Winning Captions
First place: Finally the bass gets to shine! by Valerie Matthews (Cello, Ashton, MD)
Second place: This is what I get for hanging around with pine trees! by Peggy Reynolds (Violin/Viola, Jersey City, NJ)
Third place: Let me back in and I swear I’ll play in tune! by Matthew Greenbaum (Composer/Recorder, Paris, France and New York, NY)
ACMP’s 4th annual Holiday Caption Contest was a success, with 69 captions from 41 ACMP members. I am not sure I would have been able to come up with a caption for this year’s cartoon…So – congratulations to all of you who exercised your wit and imagination to come up with a wide array of fun interpretations of my cartoon.
There is literally nothing as subjective as humor, and from my perspective, everyone who sent a caption (or up to three) was a winner. Reading all of your captions is a highlight of the holiday season for me! Thanks to all who submitted captions and to the team of people who helped choose this year’s winners.
And stay tuned – soon you will be able to purchase ACMP holiday cards with this year’s winning caption in the ACMP Store.

Valerie Matthews, after a long career in software development, support, and sales, is now spending as much time as possible either involved in musical activities or being outdoors. An avid chamber-music cellist in the Washington, DC area, she also plays viola and lute in two DC-based Hungarian folk bands and occasionally dabbles with the double bass. She serves on the board of the Friday Morning Music Club Foundation, which runs international music competitions. Her outdoor activities include volunteering as a Montgomery County (MD) Weed Warrior, removing invasive weeds from county parks.
Connect with Valerie through the ACMP Players Directory


Like many violists, Peggy Reynolds began with violin lessons which occurred in the Kearny NJ public schools, eventually turning to private instruction. While her interests in violin grew, by age 17, life, college, making a living, etc. got in the way. The violin was on sabbatical for about a decade. After obtaining her degree in accounting in 1978 she decided to return to her real interests: buying a house and resuming violin playing in some local orchestral setting (but yes, keeping my day job). God smiled and both endeavors bloomed. Peggy even fell in love with Herb, a concert master in a local opera company, who moved into her new house, became her spouse and mentor, and created an idyllic setting for the next 22 years of playing together in various orchestras, operas, travels to California and attending musical instrument auctions, like Skinner in Boston back in the 1990’s. That’s where in 1992 Peggy scratched her nose during the bidding and wound up owning her first viola (not really, just love to tell that story!) Peggy honed viola skills and in the ensuing few years P&H played at many special occasions, and even few artist gallery openings in SOHO. P&H also briefly co-managed the Bergen Philharmonic Orchestra, NJ. Alas, in 2001 Herb departed this earth way too soon.
So, since 2002 Peggy has been playing violin or viola (whatever was required) in community orchestras throughout northern NJ, even getting involved in management and recruiting players.

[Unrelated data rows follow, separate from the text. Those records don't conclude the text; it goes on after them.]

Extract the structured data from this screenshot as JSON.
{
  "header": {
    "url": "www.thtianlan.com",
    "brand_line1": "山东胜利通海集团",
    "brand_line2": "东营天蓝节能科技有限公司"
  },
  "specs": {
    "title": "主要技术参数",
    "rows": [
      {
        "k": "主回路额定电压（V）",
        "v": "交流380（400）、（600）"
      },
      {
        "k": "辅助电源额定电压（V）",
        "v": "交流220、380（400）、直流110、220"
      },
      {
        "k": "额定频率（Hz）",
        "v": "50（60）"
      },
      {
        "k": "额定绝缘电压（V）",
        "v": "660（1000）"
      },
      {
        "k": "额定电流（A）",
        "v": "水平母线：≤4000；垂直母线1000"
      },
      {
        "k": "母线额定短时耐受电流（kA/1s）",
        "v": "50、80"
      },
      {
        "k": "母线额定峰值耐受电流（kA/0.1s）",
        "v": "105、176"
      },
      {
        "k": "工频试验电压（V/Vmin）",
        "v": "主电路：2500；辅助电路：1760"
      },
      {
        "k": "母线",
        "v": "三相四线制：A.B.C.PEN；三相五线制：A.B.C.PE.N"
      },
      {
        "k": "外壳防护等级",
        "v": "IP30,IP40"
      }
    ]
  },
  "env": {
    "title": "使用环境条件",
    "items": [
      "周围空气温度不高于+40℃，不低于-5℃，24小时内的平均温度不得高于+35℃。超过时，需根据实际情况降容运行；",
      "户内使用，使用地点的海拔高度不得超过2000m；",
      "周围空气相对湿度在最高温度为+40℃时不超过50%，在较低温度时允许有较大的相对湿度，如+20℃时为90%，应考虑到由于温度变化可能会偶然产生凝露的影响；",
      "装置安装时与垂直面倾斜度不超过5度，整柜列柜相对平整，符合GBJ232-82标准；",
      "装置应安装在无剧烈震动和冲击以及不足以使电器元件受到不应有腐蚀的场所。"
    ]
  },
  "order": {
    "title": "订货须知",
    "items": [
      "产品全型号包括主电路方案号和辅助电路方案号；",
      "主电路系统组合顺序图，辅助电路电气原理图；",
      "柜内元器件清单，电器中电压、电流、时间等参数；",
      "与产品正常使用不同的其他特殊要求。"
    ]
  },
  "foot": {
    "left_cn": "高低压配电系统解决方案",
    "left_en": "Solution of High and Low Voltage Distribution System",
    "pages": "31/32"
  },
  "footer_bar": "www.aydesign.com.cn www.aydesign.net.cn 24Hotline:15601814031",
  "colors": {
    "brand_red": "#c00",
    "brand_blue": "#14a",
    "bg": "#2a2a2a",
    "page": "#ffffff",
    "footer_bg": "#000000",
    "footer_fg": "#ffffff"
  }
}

Since 2011 she has been the treasurer and business anchor for the Society of Musical Arts, an orchestra founded in 1981 by renowned violin teacher and author Samuel Applebaum (father of violist Michael Tree). During covid, thanks to an ACMP group zoom in 2021, Peggy serendipitously got reacquainted with a pianist high school classmate living in the DC area, and for a brief time they played long distance piano/string duos via Jamulus.
Married in 2007, Peggy lives with her wonderful husband Al (not a violinist, but a great supporter of the arts and me, not to mention my own personal computer guru) in Jersey City, NJ.
Connect with Peggy through the ACMP Players Directory


Matthew Greenbaum is a composer of instrumental and electronic music, and also combines live instruments with his own animations. A native New Yorker, he is currently living in Paris on an artists’ residency. He has also published articles on Stefan Wolpe (with whom he studied), Mario Davidovsky (with whom he also studied), Schoenberg, Varèse, Bach, and musical surrealism.
He has been a compulsive captioner from an early age and has won the New Yorker caption competition, accompanying a drawing of two angels with bicycles with “I thought we were getting eternal rest.”
He has captioned these notes, “for Stephanie Griffin,” and captioned that caption, “in re: for Stephanie Griffin.”
He has further captioned all of the above as “Nested Captions, a Study in Infinite Recession” by Matthew Greenbaum
Connect with Matthew through the ACMP Players Directory
Congratulations to all of our winners and to everyone who came up with an original caption for my cartoon!